Minneapolis — Polaris Industries Inc. (NYSE: PII), the leading manufacturer of off-road vehicles (ORVs), today announced the company has entered a 10-year, exclusive partnership with the Boy Scouts of America, the largest youth organization in the U.S., to provide all-terrain vehicles (ATVs), side-by-sides (SxS) and safety equipment to select Boy Scout camps across the country.
“Polaris is proud to join forces with the Boy Scouts of America to develop a comprehensive off-road vehicle program that introduces youth to our sport with an emphasis on safety, responsible riding and respect for the environment,” said Scott Wine, Polaris Chairman and Chief Executive Officer. “We are encouraged by the success of the pilot off-road programs and look forward to expanding the course to a national level.”

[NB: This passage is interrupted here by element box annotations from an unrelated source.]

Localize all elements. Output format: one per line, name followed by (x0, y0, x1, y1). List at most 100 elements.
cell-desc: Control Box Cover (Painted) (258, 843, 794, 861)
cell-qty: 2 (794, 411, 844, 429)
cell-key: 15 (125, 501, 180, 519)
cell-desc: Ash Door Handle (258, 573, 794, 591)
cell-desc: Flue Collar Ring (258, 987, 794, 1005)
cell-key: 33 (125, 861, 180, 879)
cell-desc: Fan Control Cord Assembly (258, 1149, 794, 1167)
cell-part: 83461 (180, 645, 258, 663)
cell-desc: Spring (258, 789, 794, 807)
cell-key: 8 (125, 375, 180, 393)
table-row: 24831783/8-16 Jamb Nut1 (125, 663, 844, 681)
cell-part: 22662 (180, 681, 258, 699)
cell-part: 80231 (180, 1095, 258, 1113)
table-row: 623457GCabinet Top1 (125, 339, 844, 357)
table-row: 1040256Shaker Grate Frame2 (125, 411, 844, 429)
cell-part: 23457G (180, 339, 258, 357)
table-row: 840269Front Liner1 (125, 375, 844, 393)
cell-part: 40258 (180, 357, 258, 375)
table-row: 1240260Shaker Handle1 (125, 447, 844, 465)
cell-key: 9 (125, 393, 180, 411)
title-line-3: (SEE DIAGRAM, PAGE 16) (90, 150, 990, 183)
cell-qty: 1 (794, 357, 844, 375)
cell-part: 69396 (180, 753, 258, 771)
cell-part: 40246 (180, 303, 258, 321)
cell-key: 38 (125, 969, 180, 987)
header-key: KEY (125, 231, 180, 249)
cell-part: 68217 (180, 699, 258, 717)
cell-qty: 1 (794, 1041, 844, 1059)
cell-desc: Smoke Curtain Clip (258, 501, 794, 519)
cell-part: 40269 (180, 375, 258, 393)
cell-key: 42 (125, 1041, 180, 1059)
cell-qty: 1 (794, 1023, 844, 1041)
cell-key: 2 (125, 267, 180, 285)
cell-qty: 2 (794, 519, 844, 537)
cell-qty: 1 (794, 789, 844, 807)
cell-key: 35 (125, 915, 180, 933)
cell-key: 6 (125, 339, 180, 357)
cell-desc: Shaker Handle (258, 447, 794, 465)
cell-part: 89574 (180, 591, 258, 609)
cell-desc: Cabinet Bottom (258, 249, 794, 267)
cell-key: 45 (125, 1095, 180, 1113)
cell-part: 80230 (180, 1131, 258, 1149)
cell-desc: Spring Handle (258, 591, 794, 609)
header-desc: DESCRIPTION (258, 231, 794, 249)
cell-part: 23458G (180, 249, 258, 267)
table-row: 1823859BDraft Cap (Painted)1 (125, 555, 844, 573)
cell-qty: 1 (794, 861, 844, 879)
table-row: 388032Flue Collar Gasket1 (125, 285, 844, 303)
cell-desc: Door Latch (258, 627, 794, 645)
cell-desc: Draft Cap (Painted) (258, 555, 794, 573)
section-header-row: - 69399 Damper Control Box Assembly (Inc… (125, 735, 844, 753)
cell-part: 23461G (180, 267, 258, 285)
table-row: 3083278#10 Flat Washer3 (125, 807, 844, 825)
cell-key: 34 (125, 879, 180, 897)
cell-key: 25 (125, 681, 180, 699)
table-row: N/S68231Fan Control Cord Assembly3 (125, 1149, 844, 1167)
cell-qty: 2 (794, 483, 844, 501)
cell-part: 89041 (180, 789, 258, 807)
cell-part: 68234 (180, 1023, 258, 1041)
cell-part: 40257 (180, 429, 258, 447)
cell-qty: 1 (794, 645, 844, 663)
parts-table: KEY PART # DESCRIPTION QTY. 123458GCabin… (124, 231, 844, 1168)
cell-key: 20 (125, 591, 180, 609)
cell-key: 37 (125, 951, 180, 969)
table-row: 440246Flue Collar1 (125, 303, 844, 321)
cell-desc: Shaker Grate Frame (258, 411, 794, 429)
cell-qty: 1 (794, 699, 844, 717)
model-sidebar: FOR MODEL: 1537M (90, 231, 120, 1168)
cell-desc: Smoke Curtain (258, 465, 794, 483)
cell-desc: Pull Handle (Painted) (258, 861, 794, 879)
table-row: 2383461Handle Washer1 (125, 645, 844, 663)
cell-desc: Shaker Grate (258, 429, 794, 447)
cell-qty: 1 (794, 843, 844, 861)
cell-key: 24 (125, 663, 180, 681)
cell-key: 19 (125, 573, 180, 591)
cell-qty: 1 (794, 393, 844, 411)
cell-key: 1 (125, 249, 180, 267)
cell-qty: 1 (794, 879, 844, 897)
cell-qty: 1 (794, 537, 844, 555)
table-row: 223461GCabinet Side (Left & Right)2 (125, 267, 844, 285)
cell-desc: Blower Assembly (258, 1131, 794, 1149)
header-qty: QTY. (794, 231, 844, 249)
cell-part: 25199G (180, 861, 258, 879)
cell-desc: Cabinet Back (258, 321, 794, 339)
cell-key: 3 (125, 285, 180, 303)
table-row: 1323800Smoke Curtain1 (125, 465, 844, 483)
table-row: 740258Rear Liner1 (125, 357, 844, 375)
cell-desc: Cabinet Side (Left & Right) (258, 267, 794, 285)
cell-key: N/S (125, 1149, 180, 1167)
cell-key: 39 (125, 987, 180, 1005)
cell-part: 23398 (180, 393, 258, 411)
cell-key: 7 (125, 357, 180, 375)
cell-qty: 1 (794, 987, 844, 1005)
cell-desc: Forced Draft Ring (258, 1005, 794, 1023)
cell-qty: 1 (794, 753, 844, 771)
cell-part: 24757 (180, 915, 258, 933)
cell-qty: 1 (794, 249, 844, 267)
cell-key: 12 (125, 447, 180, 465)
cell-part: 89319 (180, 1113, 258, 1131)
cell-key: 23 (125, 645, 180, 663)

The partnership promotes youth off-road safety practices, environmental respect and the benefits of outdoor activities. Polaris has donated ORVs and safety gear to the BSA’s Northern Star Council’s Tomahawk Scout Reservation, the second largest Boy Scout camp in the nation, and the Northern Lights Council’s Camp Wilderness. The pilot programs at these camps were very popular, with more than 900 Boy Scouts learning basic riding and maintenance while earning safety patches. This 10-year partnership will improve and extend the reach of these courses.
“The off-road vehicle pilot we conducted in conjunction with Polaris and several local council camps proved to be both successful and very popular among the youth,” said Chief Scout Executive Wayne Brock. “As we work to keep our programs relevant to the youth of today and tomorrow, we are grateful for this opportunity to work closely with Polaris. We are excited that in the coming years, with the help of Polaris, we will be able to teach youth safe and responsible practices for the use of off-road vehicles.”
Polaris vehicles available to camp visitors for the program include the easy-to-use Phoenix 200, Sportsman 570 EPS and RZR 170 youth SxS. As part of the donation, Polaris will adjust models as needed and replace older units over time to ensure that Boy Scouts always have the most up-to-date and age-appropriate vehicles available.